The Cancer Journals
By: Audre Lorde
Nonfiction. Memoir. Feminism. Essays. Queer.
Breast cancer is the most common cancer in women in the United States and it is something that I live in fear of. Not crippling or paralyzing fear but I hold my breath when doing my monthly self-exams and started getting mammograms in my 30’s, just in case. Audre Lorde, poet, activist, feminist details her journey from finding a lump to recovery from her mastectomy in “The Cancer Journals”, published in 1980.

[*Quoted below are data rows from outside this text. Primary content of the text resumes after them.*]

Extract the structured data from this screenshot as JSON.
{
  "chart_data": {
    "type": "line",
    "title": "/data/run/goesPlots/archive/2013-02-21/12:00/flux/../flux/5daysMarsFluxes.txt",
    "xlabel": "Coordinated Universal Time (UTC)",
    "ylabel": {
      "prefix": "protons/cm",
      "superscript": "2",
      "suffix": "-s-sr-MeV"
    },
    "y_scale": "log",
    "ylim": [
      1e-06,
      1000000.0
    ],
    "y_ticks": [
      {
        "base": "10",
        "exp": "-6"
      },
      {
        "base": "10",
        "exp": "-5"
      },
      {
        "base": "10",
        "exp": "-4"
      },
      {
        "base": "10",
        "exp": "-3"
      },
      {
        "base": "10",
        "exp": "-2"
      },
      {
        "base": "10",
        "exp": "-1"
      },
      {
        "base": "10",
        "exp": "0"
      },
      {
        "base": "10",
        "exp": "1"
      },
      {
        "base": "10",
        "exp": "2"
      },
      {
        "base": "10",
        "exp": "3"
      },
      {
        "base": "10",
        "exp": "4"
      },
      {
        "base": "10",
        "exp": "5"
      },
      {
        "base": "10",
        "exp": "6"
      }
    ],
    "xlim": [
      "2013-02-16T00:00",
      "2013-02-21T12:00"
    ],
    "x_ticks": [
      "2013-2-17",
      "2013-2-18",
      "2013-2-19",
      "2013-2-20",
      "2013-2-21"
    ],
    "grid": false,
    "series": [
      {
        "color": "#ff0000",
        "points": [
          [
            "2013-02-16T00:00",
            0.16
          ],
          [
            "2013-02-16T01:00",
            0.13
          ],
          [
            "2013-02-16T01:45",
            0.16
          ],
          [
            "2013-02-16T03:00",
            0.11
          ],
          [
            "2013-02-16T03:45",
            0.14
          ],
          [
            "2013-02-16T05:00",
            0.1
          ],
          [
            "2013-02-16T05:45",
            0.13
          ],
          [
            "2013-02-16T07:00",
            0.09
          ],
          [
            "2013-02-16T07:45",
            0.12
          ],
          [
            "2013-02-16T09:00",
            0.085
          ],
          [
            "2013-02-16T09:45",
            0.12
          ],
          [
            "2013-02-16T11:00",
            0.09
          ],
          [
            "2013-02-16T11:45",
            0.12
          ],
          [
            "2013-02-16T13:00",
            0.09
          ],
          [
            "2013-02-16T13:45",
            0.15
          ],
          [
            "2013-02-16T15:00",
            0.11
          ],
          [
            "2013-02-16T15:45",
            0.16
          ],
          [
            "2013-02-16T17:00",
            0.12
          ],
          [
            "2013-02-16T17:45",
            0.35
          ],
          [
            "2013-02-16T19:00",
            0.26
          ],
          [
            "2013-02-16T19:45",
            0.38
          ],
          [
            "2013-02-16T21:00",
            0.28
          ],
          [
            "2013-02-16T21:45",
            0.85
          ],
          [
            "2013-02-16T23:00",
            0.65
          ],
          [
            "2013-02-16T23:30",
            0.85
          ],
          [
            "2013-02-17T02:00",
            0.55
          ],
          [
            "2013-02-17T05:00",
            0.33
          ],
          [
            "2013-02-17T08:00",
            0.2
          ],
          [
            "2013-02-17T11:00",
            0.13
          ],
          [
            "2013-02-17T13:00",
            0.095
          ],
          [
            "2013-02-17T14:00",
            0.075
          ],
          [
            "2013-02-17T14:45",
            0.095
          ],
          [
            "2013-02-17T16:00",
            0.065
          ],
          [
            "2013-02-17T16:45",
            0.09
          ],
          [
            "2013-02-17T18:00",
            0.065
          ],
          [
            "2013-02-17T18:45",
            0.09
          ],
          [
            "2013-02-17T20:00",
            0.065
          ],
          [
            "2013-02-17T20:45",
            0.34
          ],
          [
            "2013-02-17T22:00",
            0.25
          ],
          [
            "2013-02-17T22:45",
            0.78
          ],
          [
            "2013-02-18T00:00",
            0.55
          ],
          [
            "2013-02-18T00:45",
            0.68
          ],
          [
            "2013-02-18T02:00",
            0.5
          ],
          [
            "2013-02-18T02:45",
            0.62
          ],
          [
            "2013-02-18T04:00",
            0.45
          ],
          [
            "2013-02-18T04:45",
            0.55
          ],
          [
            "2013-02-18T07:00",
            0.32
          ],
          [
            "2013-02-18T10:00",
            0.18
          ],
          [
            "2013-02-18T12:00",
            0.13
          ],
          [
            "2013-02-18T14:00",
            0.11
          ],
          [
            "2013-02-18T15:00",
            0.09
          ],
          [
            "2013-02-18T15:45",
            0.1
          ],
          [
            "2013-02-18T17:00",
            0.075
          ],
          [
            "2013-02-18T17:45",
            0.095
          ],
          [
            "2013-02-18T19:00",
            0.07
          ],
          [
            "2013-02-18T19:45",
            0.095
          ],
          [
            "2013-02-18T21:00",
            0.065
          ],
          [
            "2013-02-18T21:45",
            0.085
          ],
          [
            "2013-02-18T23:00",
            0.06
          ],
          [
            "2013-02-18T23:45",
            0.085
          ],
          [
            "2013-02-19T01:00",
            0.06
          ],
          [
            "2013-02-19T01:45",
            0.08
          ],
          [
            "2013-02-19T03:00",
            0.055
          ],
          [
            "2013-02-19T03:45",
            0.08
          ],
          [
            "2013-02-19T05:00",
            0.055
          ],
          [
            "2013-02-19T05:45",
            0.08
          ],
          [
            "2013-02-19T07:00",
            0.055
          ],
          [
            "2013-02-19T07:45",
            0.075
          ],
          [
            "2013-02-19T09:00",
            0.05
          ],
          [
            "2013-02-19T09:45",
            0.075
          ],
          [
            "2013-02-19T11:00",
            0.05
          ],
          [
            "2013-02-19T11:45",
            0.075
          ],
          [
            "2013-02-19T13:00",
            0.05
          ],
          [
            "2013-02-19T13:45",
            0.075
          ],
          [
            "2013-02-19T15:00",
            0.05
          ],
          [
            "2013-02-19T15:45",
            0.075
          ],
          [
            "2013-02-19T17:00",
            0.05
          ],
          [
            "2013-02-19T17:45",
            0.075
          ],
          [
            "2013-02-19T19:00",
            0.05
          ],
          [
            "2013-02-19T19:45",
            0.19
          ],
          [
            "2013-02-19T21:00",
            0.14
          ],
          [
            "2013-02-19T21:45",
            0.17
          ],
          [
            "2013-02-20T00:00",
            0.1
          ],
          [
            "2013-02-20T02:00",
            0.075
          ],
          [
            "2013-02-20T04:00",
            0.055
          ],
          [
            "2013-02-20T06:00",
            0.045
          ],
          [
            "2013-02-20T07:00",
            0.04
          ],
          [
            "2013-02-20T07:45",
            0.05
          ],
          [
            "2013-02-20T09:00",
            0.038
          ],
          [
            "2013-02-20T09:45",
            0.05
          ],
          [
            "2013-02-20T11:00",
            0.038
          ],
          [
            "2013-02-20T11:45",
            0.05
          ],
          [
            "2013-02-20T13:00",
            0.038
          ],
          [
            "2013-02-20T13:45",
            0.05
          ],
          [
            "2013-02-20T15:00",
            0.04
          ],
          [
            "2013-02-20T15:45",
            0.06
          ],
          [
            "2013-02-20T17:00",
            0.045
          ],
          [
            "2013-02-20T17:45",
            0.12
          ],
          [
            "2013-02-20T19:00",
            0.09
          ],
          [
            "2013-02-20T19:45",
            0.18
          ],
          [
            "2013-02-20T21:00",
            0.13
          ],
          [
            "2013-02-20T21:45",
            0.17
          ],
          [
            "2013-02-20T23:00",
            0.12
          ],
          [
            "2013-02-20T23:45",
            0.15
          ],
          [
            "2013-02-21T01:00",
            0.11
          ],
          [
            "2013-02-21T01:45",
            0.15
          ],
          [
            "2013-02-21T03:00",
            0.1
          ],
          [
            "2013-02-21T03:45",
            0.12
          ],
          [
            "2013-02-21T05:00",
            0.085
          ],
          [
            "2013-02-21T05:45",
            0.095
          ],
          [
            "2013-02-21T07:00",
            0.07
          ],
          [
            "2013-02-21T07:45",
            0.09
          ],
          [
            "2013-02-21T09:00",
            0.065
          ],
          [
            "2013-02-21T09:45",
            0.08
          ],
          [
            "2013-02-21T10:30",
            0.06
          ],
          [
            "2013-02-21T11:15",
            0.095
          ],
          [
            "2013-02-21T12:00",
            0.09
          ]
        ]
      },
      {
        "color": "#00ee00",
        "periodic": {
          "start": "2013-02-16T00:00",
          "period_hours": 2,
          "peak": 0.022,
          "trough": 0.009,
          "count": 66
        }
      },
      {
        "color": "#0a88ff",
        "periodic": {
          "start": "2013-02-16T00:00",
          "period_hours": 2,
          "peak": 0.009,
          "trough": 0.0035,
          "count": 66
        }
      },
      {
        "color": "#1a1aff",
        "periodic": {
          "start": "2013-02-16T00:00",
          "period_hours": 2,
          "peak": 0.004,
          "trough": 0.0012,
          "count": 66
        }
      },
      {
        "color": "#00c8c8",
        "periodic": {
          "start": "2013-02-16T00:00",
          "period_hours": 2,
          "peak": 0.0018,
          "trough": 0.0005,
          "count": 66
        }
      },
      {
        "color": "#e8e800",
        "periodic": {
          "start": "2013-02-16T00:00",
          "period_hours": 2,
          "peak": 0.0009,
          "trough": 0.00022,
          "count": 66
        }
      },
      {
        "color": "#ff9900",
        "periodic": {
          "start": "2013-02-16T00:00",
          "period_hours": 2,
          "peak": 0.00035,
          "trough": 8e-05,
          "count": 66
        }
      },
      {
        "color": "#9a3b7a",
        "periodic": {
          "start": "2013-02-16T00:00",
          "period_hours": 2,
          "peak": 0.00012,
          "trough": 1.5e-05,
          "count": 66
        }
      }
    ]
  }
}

Through journal entries, lectures and essays, Lorde speaks to the experience of undergoing treatment for breast cancer as a black, queer American woman in a way that is both challenging and relatable.
I am always interested in the perspectives of those facing death within the modern medical system, especially from marginalized groups. What makes this book particularly astounding is the candidness with which Lorde speaks to death anxiety. Also remarkable is the way she indicts the patriarchal undergirding of our American system for expecting breast cancer survivors to camouflage the evidence of their treatment instead of addressing the increasing rate of carcinogens that are impacting the health of women.
This beautiful little book is only 3 chapters and 77 pages. But it is full of elegant wisdom bolstered by steel integrity. Here is an excerpt that I’ve underlined and highlighted into near illegibility:
“What is there possibly left for us to be afraid of, after we have dealt face to face with death and not embraced it? Once I accept the existence of dying as a life process, who can ever have power over me again?”.
Check out Audre Lorde’s “The Cancer Journals” for an account of a breast cancer survivor with a uniquely feminist perspective. Even if you have not been touched by breast cancer, her critique of the way we collectively view women, their bodies, their health and their values is an essential read.